Two things struck me about the fireworks, off-beat remarks and jazzy phrasing. First, Jameson’s craft hides the effort behind writing freewheeling prose and knowing what fanciful conceits to retain. Second, while the stories contain humor, they aren’t sunny, and the Muppet-inspired pieces certainly aren’t for children. For all its lighthearted exterior, a grimness rests inside Amazing Adult Fantasy. A phrase from “Big Bird and Snuffy” applies to this book: “hidden deep inside a forest . . . uneasy things enjoyed themselves.” Those vague beings come out in the open suddenly, make their mark, and then retreat. Menace and foreboding help comprise the atmosphere of myths. But Jameson isn’t offering a glum view of the world because he isn’t offering the world at all. He’s written a book that places inventive writing at the forefront and come up with a work of fiction that looks breezy and contains much unpleasantness. His myths, in keeping with 21st century writing, don’t offer a lifeline to anyone.
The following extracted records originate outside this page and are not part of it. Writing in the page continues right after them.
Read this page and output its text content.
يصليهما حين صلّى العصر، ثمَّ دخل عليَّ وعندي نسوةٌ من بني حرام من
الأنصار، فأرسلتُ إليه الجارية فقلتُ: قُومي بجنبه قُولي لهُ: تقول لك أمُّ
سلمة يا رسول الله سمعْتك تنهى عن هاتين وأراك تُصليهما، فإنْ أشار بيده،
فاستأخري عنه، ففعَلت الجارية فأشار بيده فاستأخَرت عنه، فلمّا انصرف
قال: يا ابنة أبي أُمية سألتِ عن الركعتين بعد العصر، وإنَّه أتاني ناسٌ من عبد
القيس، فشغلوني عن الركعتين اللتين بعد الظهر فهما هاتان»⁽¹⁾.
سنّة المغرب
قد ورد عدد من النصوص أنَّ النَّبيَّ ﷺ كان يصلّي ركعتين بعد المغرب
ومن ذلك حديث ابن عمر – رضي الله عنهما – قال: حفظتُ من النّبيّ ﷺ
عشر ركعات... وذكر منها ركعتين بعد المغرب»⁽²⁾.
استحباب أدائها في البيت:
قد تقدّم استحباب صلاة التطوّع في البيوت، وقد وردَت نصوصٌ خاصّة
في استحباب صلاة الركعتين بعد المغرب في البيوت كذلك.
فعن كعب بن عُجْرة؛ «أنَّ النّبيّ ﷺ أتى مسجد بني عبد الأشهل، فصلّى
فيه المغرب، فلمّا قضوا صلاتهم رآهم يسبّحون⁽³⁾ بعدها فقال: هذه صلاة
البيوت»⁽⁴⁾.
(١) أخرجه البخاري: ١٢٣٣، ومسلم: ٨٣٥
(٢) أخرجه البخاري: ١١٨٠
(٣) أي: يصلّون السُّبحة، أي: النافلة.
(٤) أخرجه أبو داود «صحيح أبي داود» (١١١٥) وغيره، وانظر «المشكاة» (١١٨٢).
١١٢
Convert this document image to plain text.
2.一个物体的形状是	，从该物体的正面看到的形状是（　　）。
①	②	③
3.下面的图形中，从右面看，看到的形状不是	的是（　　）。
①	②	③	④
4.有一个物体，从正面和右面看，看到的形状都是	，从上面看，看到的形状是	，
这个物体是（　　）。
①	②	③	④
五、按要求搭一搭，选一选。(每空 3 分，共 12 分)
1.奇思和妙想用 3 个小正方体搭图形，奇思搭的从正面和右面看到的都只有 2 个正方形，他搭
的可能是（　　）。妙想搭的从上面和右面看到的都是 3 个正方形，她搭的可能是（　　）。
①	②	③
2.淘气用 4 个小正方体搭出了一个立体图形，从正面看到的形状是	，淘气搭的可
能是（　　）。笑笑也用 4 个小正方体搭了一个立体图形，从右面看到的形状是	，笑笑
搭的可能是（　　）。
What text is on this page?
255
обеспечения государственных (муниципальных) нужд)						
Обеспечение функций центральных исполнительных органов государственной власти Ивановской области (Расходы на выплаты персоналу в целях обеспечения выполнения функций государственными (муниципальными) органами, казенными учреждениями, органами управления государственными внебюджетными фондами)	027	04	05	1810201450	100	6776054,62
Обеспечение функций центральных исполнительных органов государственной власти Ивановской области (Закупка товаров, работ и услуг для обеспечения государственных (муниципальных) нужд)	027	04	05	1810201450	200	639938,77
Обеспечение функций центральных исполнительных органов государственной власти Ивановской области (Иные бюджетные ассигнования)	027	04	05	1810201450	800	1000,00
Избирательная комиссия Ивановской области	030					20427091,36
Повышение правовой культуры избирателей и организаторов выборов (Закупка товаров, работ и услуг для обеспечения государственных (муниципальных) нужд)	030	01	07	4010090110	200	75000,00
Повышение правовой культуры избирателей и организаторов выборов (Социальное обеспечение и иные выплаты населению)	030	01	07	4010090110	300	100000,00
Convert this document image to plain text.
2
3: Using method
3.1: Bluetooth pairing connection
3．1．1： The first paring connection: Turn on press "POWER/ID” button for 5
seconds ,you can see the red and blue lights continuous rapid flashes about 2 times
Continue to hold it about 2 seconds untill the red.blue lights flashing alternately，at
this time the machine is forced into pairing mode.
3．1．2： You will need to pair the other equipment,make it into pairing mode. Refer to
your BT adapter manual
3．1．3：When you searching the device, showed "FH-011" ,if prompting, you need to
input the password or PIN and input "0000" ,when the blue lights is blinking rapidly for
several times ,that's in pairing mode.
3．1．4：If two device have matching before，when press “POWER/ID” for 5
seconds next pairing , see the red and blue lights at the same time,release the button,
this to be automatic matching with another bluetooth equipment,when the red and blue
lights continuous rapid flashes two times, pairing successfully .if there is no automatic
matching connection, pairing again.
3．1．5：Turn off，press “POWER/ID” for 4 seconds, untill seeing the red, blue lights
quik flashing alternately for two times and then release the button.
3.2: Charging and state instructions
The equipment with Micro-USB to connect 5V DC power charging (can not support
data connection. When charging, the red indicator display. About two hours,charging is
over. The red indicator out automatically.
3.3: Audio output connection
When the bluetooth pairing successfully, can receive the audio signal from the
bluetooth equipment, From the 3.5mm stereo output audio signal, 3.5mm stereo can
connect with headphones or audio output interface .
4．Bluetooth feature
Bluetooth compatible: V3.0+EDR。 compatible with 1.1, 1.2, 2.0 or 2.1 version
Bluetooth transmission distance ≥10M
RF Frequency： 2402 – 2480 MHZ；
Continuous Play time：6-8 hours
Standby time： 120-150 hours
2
As Gilbert Sorrentino said, “Art cannot rescue anybody from anything” (The Moon in Its Flight), and I think Amazing Adult Fantasy is reminding us of that. There’s no life-changing message here, but perhaps by merging the poetic and the absurd we can tell our stories in new styles. Yet even that small solace is a source of tension, and may be denied by A.D Jameson when, on the last page of this fine book, a character who has gone through several adventures advises or warns of fiction’s follies:
“But even still, before we knew it, our time had come and gone. Now, at the end, we have to admit that we haven’t enjoyed ourselves. No one has had any fun. Our lives haven’t turned out at all the way we planned. Our lives haven’t turned out at all the way we wanted. Our stories, we have to admit, have been the cause of all our problems. Fiction, I’d like to insist, has been to blame.”